Where we go dog walking in the hills near here we regularly meet with a perfect mini wheaten looking dog which the owner tells me is actually a cross between wheaten and cairn. I think terrier breeds could be easily crossed for health whilst remaining mainly true to type.There seems a growing mood to experiment a bit more. I’m not sure where the ‘cockapoo’ ‘labradoodle’ experimentation will go, but one hears of some people in Australia making moves to establish a labradoodle breed. Personally I think that if it is not done intelligently they will end up with the same close breeding problem as before. I tend to think it’s better to breed F1’s, for pets anyway, on the principle that the F1 pups will hopefully only carry the bad genes from either breed recessively. I’m no expert on this theory though.

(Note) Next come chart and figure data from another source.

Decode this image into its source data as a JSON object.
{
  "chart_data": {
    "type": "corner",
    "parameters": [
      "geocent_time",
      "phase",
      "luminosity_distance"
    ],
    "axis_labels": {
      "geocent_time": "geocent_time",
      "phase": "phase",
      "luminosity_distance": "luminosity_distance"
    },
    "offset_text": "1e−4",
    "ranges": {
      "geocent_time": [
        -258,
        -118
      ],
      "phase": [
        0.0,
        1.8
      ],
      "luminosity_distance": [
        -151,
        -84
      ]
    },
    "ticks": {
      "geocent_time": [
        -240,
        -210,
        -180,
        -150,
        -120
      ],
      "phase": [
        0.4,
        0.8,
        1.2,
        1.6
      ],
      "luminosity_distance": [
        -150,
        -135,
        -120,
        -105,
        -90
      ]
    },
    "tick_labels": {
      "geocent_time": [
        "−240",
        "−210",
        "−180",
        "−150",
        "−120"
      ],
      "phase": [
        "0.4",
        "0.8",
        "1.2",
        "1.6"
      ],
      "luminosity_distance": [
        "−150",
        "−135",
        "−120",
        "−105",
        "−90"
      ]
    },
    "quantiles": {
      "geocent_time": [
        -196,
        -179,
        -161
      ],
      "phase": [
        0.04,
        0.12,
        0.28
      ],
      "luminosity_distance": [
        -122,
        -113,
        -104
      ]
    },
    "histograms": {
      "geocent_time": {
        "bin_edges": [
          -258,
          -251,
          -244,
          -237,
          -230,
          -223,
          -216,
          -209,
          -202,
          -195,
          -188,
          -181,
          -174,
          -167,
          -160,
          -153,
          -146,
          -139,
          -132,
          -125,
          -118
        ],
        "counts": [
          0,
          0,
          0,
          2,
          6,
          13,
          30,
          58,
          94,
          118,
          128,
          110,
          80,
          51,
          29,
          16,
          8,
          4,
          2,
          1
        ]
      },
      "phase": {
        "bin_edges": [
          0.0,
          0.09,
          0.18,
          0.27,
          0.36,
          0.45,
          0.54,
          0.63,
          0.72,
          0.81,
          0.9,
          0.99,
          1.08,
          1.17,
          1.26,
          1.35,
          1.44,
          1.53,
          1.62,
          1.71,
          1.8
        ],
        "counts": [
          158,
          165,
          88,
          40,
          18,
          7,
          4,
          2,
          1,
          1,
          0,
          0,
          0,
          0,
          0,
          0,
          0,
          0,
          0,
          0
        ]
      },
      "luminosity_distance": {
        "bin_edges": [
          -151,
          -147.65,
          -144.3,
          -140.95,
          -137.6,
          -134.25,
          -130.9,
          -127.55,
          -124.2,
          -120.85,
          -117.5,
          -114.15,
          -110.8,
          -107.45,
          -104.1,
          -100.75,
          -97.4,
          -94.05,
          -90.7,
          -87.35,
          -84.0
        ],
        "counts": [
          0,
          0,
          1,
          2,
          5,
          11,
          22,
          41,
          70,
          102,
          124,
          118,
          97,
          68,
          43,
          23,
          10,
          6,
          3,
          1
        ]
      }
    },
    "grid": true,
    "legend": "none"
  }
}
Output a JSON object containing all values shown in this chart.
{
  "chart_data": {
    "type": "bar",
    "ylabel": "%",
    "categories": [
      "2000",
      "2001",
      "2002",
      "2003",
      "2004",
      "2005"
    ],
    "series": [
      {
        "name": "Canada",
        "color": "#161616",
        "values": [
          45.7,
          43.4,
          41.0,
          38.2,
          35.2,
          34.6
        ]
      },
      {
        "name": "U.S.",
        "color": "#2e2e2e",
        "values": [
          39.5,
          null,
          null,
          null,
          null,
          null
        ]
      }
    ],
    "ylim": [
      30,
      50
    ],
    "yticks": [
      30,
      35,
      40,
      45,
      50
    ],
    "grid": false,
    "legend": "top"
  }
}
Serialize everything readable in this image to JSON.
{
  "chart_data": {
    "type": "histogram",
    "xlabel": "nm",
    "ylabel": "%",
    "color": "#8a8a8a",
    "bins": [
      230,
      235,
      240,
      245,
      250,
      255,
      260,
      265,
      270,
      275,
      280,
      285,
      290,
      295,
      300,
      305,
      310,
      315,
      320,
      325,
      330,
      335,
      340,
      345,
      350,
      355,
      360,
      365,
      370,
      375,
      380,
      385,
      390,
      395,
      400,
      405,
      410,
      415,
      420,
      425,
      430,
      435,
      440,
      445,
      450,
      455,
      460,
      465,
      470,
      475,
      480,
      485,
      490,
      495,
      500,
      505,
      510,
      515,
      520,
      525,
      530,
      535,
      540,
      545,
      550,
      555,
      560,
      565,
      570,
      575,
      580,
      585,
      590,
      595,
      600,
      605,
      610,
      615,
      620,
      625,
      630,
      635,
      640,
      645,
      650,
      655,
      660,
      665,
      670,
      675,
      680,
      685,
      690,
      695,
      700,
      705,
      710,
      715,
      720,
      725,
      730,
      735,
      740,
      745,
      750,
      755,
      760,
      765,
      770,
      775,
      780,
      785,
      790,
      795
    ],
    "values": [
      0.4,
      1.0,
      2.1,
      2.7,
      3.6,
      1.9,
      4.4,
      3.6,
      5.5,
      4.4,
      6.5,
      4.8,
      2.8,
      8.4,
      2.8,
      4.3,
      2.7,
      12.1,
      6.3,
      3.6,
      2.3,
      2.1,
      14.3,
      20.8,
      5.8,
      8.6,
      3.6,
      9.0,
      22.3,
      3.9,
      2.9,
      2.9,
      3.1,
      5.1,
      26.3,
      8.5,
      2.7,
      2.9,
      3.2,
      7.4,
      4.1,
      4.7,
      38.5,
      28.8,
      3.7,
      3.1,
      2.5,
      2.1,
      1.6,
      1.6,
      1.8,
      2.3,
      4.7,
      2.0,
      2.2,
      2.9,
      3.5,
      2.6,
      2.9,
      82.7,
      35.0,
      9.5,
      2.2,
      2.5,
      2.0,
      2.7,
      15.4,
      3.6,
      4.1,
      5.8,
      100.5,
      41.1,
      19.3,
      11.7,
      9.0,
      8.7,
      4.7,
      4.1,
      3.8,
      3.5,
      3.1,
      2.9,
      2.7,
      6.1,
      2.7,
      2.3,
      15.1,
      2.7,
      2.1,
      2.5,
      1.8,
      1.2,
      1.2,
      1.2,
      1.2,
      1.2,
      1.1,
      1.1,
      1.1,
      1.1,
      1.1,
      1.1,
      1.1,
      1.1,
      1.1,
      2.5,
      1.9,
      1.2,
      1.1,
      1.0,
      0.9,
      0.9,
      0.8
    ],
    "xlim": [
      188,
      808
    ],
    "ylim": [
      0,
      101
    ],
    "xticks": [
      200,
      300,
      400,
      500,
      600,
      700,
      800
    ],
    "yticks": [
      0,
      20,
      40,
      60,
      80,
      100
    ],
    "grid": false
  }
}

It is a great game guessing the natiure of cross, where we walk. Owners are very impressed when one guesses correctly. It gets difficult when its a three way cross, as many of the lurchers tend to be. Great fun!
This is appalling!
[…] Qualzucht in India This entry was posted in Проблемы породистых собак and tagged неаполитанский мастиф on 11.10.2012 by dogadmin. […]
this is not neapolitan mastiff………….this is dosa or korean mastiff,is a breedin of neapolitan mastiff,dogue de bodeaux,tosa inu and mastiff english…….stop!!……….i am italian man and the neapolitan mastiff is not with this dog……………..this is not good selection,this is shit
He’s very similar to a Dosa, but he’s registered as a Neapolitan mastiff.